Avere's SPEC marks: According to the data that was produced in a demonstration of Avere's systems, it makes no difference whether the data is being shifted from local or remote storage.


Image: Avere Systems

So you support all the major players?

Yes. There is the industry standard benchmark SPEC-FS. You down load the widget, you point it at your storage and it scales up your performance until you stop responding, then it scales back and it calls that your [basic figure]. Then it creates an encrypted file which you upload to the SPEC committee and they review it, and if they believe everything is legit, then they let you publish the number.

So we downloaded the SPEC-FS app, we pointed it at a three-node cluster and one of our boxes does 60,000 SPEC-ops, so a three-node cluster does 180,000 SPEC-ops. The next thing we did was run a baseline 1.0. We ran SPEC in Pittsburgh against our three nodes and put a NAS file server behind it and we got 180,000 SPEC-ops.

Then we ran SPEC against three of our nodes and we basically put it in front of a NAS box in Europe and we actually simulated a 180 millisecond latency and we still got 180,000 SPEC-ops.

Next we ran SPEC from in front of three of our nodes and we put it against a private cloud in [Amazon] S3 and we still got 180,000 SPEC-ops.
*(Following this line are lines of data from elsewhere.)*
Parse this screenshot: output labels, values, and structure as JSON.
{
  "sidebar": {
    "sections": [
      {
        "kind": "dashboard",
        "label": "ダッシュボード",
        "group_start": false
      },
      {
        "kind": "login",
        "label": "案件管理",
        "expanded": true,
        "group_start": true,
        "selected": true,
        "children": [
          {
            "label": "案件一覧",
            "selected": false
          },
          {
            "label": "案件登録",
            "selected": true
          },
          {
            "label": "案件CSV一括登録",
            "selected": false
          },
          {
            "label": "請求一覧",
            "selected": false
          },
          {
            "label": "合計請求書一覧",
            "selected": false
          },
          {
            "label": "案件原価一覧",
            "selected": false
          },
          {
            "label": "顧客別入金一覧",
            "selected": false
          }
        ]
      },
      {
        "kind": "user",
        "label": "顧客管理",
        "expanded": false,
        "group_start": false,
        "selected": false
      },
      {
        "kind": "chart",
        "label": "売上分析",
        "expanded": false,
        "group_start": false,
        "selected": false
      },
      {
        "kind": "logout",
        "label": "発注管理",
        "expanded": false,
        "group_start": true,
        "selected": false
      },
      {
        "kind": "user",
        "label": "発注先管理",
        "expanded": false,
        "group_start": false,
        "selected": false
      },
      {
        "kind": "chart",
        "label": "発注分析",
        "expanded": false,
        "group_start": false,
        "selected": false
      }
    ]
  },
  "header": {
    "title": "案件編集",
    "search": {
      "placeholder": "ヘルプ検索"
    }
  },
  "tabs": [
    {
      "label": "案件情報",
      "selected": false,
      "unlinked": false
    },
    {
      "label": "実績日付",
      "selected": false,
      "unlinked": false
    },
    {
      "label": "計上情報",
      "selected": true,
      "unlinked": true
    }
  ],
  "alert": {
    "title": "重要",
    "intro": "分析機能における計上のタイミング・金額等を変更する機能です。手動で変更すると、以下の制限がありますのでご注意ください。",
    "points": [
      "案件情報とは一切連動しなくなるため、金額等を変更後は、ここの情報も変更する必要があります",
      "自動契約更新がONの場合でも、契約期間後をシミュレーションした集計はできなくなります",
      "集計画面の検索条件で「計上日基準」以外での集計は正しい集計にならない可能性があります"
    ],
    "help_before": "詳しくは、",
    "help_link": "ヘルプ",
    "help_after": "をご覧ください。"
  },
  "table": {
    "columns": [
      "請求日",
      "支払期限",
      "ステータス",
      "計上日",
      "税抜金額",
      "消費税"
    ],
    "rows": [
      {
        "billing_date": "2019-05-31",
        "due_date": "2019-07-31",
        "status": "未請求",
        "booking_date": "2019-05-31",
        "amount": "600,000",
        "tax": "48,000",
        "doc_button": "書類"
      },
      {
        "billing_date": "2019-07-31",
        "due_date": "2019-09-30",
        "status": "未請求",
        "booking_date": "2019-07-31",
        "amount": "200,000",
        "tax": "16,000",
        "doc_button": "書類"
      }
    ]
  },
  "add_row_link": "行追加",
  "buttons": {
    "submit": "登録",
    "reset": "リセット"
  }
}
And then the one that really got everybody surprised was that when we ran SPEC against three of our nodes across the public internet, we still got 180,000 SPEC-ops.

The point is that if your users are running against our box, we don't care where the repository is. It could be local or remote, it could be NAS or object, the user experience will be identical. We have the flash that is in our box, and we use that so frequently that it doesn't really matter how distant or what protocol your repository is using.

What I love about this is that we are the only company that has posted a NAS benchmark against the cloud.